Amid worries that keeping the school election in April would make it much more expensive, Moorestown council voted to move it to November.

Township council preempted the board of education Thursday night by voting to move school elections to November.

Council came to the decision after learning that keeping the election in April would more than likely wind up costing the school district—and potentially taxpayers—significantly more than past elections.

In the past, the county ran school elections and spread the cost (about $300,000 last year, according to Board President Don Mishler) between all 39 districts. Prior to council’s vote Thursday, only three districts had opted to keep their elections in April: Moorestown, Pemberton and Palmyra.

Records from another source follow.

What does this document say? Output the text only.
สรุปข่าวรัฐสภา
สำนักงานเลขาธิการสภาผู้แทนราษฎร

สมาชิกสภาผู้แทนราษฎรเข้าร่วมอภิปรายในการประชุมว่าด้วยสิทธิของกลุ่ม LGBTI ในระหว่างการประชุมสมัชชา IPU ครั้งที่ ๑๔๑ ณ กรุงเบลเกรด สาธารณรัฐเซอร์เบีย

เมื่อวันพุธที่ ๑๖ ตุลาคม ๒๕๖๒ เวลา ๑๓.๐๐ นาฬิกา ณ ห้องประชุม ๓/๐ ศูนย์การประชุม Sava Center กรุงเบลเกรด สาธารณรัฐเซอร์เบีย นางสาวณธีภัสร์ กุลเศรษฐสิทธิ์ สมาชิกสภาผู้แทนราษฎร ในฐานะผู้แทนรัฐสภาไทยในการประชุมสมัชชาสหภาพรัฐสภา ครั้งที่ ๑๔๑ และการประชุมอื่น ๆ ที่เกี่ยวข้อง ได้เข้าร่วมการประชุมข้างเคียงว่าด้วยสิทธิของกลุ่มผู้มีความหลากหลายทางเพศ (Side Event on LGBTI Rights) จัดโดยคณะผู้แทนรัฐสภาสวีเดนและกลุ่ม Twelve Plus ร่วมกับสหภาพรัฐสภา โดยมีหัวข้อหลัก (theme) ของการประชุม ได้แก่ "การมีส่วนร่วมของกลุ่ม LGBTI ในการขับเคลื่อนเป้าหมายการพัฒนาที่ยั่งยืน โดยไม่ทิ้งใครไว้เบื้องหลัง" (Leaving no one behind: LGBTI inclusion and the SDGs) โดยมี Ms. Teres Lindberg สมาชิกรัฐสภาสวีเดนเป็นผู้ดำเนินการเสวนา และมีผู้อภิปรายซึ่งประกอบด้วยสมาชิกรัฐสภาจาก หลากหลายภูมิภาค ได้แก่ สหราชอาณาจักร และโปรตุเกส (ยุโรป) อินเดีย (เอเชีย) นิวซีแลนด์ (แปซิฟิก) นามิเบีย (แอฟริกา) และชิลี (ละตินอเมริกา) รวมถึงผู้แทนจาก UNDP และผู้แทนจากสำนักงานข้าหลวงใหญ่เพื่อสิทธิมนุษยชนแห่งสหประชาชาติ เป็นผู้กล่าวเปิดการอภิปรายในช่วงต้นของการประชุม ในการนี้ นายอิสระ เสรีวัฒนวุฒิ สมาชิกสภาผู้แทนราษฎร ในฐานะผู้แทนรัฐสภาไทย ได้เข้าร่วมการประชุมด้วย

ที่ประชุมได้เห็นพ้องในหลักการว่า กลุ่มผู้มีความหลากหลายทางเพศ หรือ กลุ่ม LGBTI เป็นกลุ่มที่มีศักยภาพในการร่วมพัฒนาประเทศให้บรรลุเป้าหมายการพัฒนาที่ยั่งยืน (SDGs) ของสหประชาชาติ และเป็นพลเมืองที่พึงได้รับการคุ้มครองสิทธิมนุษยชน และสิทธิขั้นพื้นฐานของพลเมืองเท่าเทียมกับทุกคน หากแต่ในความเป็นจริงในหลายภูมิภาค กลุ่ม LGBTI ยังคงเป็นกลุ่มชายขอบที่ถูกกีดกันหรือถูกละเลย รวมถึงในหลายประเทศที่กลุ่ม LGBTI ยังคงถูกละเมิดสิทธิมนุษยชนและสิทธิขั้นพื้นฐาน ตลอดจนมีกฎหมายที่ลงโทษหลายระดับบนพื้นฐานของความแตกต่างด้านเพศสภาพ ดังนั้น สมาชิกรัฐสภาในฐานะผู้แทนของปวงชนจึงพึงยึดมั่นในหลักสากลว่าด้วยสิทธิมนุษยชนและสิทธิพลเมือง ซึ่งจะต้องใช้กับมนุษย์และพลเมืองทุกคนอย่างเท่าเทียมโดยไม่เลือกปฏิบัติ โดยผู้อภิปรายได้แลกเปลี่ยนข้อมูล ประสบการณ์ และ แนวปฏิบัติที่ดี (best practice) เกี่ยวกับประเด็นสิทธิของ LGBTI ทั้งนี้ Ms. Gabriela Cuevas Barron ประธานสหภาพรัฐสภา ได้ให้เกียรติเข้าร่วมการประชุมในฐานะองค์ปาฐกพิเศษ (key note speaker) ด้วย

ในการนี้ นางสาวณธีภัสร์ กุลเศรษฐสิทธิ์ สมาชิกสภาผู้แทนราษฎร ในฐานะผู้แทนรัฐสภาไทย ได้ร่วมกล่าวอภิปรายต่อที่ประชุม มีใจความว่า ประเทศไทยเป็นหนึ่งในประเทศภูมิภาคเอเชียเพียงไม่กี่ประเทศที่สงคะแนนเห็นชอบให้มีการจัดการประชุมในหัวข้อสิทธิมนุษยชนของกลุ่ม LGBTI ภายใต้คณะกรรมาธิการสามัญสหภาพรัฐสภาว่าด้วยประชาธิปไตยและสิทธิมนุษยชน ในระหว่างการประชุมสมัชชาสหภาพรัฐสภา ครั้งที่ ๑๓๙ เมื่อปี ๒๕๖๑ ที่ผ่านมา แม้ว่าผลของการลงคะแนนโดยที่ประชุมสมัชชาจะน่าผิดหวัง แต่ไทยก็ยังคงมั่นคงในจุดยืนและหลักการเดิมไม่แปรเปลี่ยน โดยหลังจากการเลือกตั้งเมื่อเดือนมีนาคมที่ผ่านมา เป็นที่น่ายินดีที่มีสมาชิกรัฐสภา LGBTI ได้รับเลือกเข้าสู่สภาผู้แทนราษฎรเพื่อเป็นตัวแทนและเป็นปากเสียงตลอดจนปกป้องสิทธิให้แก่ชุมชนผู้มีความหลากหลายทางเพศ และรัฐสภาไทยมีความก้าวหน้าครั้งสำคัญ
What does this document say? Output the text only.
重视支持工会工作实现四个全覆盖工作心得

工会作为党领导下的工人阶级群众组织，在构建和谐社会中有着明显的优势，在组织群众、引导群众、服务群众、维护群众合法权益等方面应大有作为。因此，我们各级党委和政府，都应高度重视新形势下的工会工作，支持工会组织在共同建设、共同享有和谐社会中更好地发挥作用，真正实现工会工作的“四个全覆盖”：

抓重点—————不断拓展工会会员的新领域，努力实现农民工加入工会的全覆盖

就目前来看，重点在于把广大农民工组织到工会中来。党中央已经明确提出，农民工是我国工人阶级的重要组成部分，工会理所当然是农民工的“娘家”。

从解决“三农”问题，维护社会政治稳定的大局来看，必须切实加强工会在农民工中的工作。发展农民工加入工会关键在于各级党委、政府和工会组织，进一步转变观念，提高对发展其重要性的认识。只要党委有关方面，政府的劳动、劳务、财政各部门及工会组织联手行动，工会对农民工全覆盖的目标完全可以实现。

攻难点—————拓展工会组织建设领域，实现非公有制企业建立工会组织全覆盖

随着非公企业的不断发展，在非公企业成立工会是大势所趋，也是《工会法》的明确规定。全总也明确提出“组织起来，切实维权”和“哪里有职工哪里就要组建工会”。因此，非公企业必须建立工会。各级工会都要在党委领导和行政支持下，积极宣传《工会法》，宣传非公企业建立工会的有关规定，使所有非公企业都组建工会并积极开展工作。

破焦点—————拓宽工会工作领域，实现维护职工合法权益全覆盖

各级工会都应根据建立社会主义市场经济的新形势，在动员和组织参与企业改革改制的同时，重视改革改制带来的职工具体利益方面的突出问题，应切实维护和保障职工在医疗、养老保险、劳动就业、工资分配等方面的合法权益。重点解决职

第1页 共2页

Mishler, who spoke before council Thursday, said the district, despite its best efforts, didn’t have hard numbers about how much more it might cost to keep the election in April. But given that the cost would be distributed between only three districts, with Moorestown bearing the greatest share because it has the most registered voters, he said it was likely the increase would be substantial.

“Without any assurance as to what it’s going to be, we’ve become less comfortable with … our decision,” said Mishler.

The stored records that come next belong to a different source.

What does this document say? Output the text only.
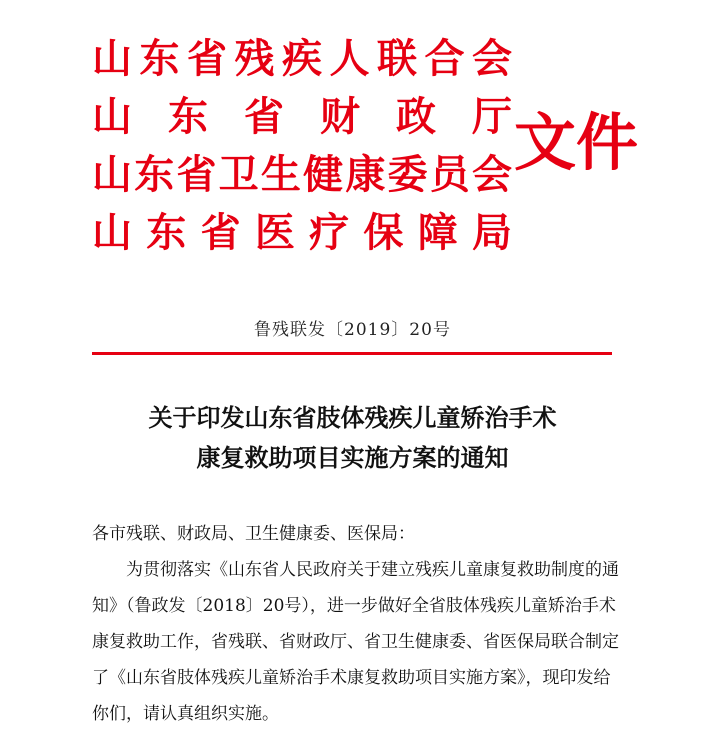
山 东 省 残 疾 人 联 合 会
山 东 省 财 政 厅
山 东 省 卫 生 健 康 委 员 会
山 东 省 医 疗 保 障 局
文件
鲁残联发〔2019〕20号
关于印发山东省肢体残疾儿童矫治手术
康复救助项目实施方案的通知

各市残联、财政局、卫生健康委、医保局：

为贯彻落实《山东省人民政府关于建立残疾儿童康复救助制度的通知》（鲁政发〔2018〕20号），进一步做好全省肢体残疾儿童矫治手术康复救助工作，省残联、省财政厅、省卫生健康委、省医保局联合制定了《山东省肢体残疾儿童矫治手术康复救助项目实施方案》，现印发给你们，请认真组织实施。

The Moorestown board of education voted at the beginning of the month to keep its election in April. Mishler was among those who voted against moving the election. In light of the concern over the potentially increased cost, the board planned to hold a last-minute meeting this morning to reconsider its earlier vote.

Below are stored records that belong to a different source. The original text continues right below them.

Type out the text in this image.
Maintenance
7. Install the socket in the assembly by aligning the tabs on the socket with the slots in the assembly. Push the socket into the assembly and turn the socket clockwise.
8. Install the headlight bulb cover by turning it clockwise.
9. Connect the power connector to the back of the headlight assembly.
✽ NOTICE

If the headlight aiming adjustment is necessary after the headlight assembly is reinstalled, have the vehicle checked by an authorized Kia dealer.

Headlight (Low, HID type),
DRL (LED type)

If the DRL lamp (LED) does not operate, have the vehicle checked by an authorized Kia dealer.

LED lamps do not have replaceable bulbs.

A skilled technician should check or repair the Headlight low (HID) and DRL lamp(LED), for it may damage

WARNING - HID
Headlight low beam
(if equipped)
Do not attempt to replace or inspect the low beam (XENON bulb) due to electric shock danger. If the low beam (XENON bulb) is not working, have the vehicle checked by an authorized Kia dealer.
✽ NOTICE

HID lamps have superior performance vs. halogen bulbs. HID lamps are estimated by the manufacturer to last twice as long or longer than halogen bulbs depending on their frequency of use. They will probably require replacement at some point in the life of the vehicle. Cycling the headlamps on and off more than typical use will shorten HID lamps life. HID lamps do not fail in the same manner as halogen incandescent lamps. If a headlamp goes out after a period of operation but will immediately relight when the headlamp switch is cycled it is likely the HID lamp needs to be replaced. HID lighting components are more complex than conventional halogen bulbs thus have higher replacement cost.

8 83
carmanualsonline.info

Council’s vote Thursday however, rendered moot whatever decision the board would have made. The legislation permitting the school election shift—which at the same time permits districts to remove the school budget from voter consideration (as long as it remains under the 2 percent cap)—allows municipal governments to decide unilaterally to move the election.

“The likelihood that the cost could increase significantly was enough that I thought we had to revisit this as a council,” said Mayor John Button.

Township council voted 4-0 in favor of moving the election, with Councilman Mike Testa abstaining because he wanted to see how the board would vote.

However, once the vote was taken, Mishler said he would cancel the board’s meeting scheduled for Friday morning.

“Knowing the five people that were gathering tomorrow (Friday), I don’t think the decision would have been any different from the one council just made,” he said.

With the date of the election now changed, school board candidates have until the 64th day preceding the November election to submit a nomination petition to the board secretary. The election will be held on Tuesday, Nov. 6. Current board members whose seats would have expired in April will remain in office until January.